Yeah, I can see that. That would get unrecognizable quickly.
This sounds suspiciously like string manipulations... which is a can of worms.
And Rust forces you to deal with them and it is a big departure from yoloing it with indexing into them like most other languages do it.
Honestly it was and still is sometimes a big headscratcher for me but the standard tools provided for dealing with them are powerful and it takes time to get used to them.
Try advent of code puzzles to familiarize yourself with them, I find those quite entertaining.
You will see that asking if something is not empty has better alternatives like skipping the step and just iterate directly since you have to deal with None anyway.

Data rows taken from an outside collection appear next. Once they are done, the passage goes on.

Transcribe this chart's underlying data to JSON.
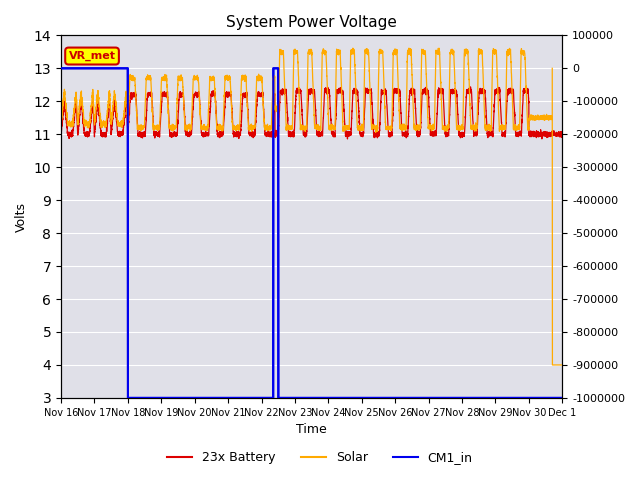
{
  "title": "System Power Voltage",
  "xlabel": "Time",
  "ylabel_left": "Volts",
  "ylim_left": [
    3.0,
    14.0
  ],
  "ylim_right": [
    -1000000,
    100000
  ],
  "yticks_left": [
    3.0,
    4.0,
    5.0,
    6.0,
    7.0,
    8.0,
    9.0,
    10.0,
    11.0,
    12.0,
    13.0,
    14.0
  ],
  "yticks_right": [
    -1000000,
    -900000,
    -800000,
    -700000,
    -600000,
    -500000,
    -400000,
    -300000,
    -200000,
    -100000,
    0,
    100000
  ],
  "bg_color": "#e0e0e8",
  "annotation_text": "VR_met",
  "annotation_color": "#cc0000",
  "annotation_bg": "#ffff00",
  "colors": {
    "battery": "#dd0000",
    "solar": "#ffaa00",
    "cm1": "#0000ee"
  },
  "legend_labels": [
    "23x Battery",
    "Solar",
    "CM1_in"
  ],
  "date_labels": [
    "Nov 16",
    "Nov 17",
    "Nov 18",
    "Nov 19",
    "Nov 20",
    "Nov 21",
    "Nov 22",
    "Nov 23",
    "Nov 24",
    "Nov 25",
    "Nov 26",
    "Nov 27",
    "Nov 28",
    "Nov 29",
    "Nov 30",
    "Dec 1"
  ]
}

There are a lot of things that Rust approaches slightly differently and patterns you're used to from other languages work but result in somewhat congested Rust code.

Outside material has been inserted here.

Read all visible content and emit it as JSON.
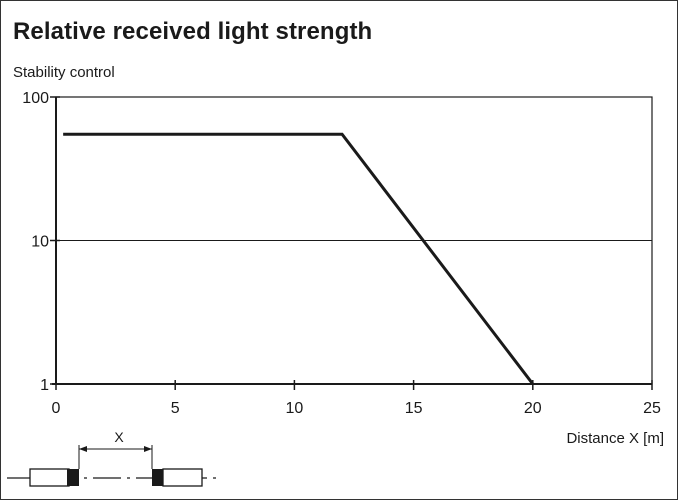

I don't agree. Even with ADHD, I haven't missed the ! even once in the past few year at least. If I do miss something like that and it causes me to waste a significant amount of time, that usually means I am in not in a fit state for programming that day. I don't find any if the solutions proposed here to be more readable — quite the opposite. I like the Python's not operator, but it's not going to land in Rust, and I'm okay with that.
Even if that's a real problem for someone, the solution is very simple and doesn't require weird coding styles, writing more code or anything like that: just make operators more visible with font thickness or/and color. If it's possible to make only the ! operator more visible, even better.

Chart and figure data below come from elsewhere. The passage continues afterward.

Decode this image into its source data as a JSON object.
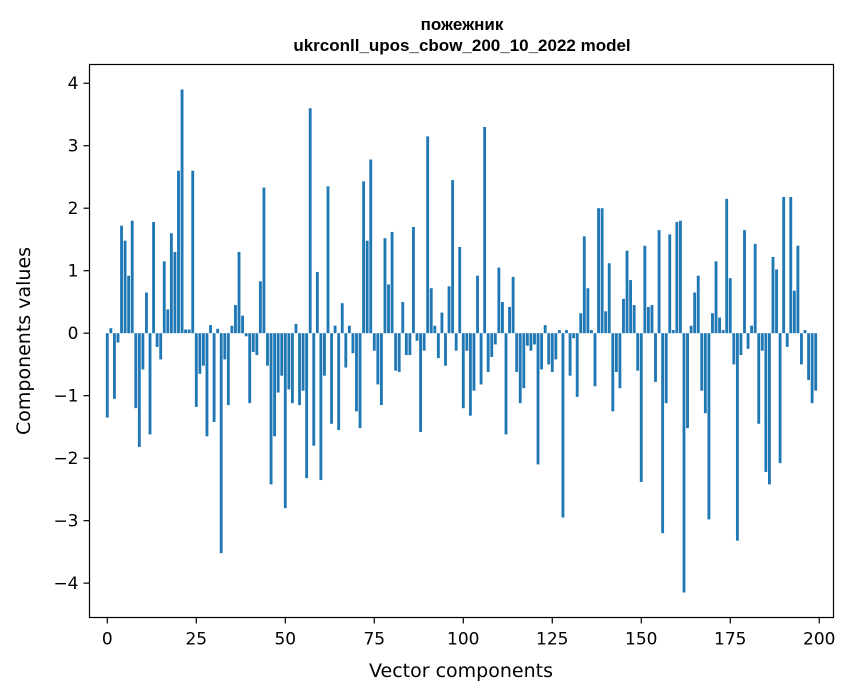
{
  "chart_data": {
    "type": "bar",
    "title": [
      "пожежник",
      "ukrconll_upos_cbow_200_10_2022 model"
    ],
    "xlabel": "Vector components",
    "ylabel": "Components values",
    "xlim": [
      -5,
      204
    ],
    "ylim": [
      -4.55,
      4.3
    ],
    "xticks": [
      0,
      25,
      50,
      75,
      100,
      125,
      150,
      175,
      200
    ],
    "yticks": [
      -4,
      -3,
      -2,
      -1,
      0,
      1,
      2,
      3,
      4
    ],
    "ytick_labels": [
      "−4",
      "−3",
      "−2",
      "−1",
      "0",
      "1",
      "2",
      "3",
      "4"
    ],
    "bar_color": "#1f77b4",
    "values": [
      -1.35,
      0.08,
      -1.05,
      -0.15,
      1.72,
      1.48,
      0.92,
      1.8,
      -1.2,
      -1.82,
      -0.58,
      0.65,
      -1.62,
      1.78,
      -0.22,
      -0.42,
      1.15,
      0.38,
      1.6,
      1.3,
      2.6,
      3.9,
      0.06,
      0.06,
      2.6,
      -1.18,
      -0.65,
      -0.52,
      -1.65,
      0.13,
      -1.42,
      0.07,
      -3.52,
      -0.42,
      -1.15,
      0.12,
      0.45,
      1.3,
      0.28,
      -0.05,
      -1.12,
      -0.3,
      -0.35,
      0.83,
      2.33,
      -0.52,
      -2.42,
      -1.65,
      -0.95,
      -0.68,
      -2.8,
      -0.9,
      -1.12,
      0.15,
      -1.15,
      -0.92,
      -2.32,
      3.6,
      -1.8,
      0.98,
      -2.35,
      -0.68,
      2.35,
      -1.45,
      0.12,
      -1.55,
      0.48,
      -0.55,
      0.12,
      -0.32,
      -1.25,
      -1.52,
      2.43,
      1.48,
      2.78,
      -0.28,
      -0.82,
      -1.15,
      1.52,
      0.78,
      1.62,
      -0.6,
      -0.62,
      0.5,
      -0.35,
      -0.35,
      1.7,
      -0.12,
      -1.58,
      -0.28,
      3.15,
      0.72,
      0.12,
      -0.4,
      0.33,
      -0.52,
      0.75,
      2.45,
      -0.28,
      1.38,
      -1.2,
      -0.28,
      -1.32,
      -0.92,
      0.92,
      -0.82,
      3.3,
      -0.62,
      -0.38,
      -0.18,
      1.05,
      0.5,
      -1.62,
      0.42,
      0.9,
      -0.62,
      -1.12,
      -0.88,
      -0.2,
      -0.28,
      -0.18,
      -2.1,
      -0.58,
      0.13,
      -0.5,
      -0.62,
      -0.42,
      0.05,
      -2.95,
      0.05,
      -0.68,
      -0.08,
      -1.02,
      0.32,
      1.55,
      0.72,
      0.05,
      -0.85,
      2.0,
      2.0,
      0.35,
      1.12,
      -1.25,
      -0.62,
      -0.88,
      0.55,
      1.32,
      0.85,
      0.45,
      -0.6,
      -2.38,
      1.4,
      0.42,
      0.45,
      -0.78,
      1.65,
      -3.2,
      -1.12,
      1.58,
      0.05,
      1.78,
      1.8,
      -4.15,
      -1.52,
      0.12,
      0.65,
      0.92,
      -0.92,
      -1.28,
      -2.98,
      0.32,
      1.15,
      0.25,
      0.05,
      2.15,
      0.88,
      -0.5,
      -3.32,
      -0.35,
      1.65,
      -0.25,
      0.12,
      1.43,
      -1.45,
      -0.28,
      -2.22,
      -2.42,
      1.22,
      1.02,
      -2.08,
      2.18,
      -0.22,
      2.18,
      0.68,
      1.4,
      -0.5,
      0.05,
      -0.75,
      -1.12,
      -0.92
    ]
  }
}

I think you have to configure rust-analyzer to emit appropriate semantic tokens for this, but I have this turned on in both neovim and vscode. Sometimes the theme you are using may not fully support semantic token highlighting for rust, but It can be easily done by overriding the operator class. I wonder if rust-analyzer will support emitting different tokens for each operator separately, or it does already and I don't know how to configure only for a specific operator.
I would say that visitor(output) == false clearer even without the analyzer for me. Anyway, thank you for the hint. I will add it in my IDE in case if someone from the forum will use it.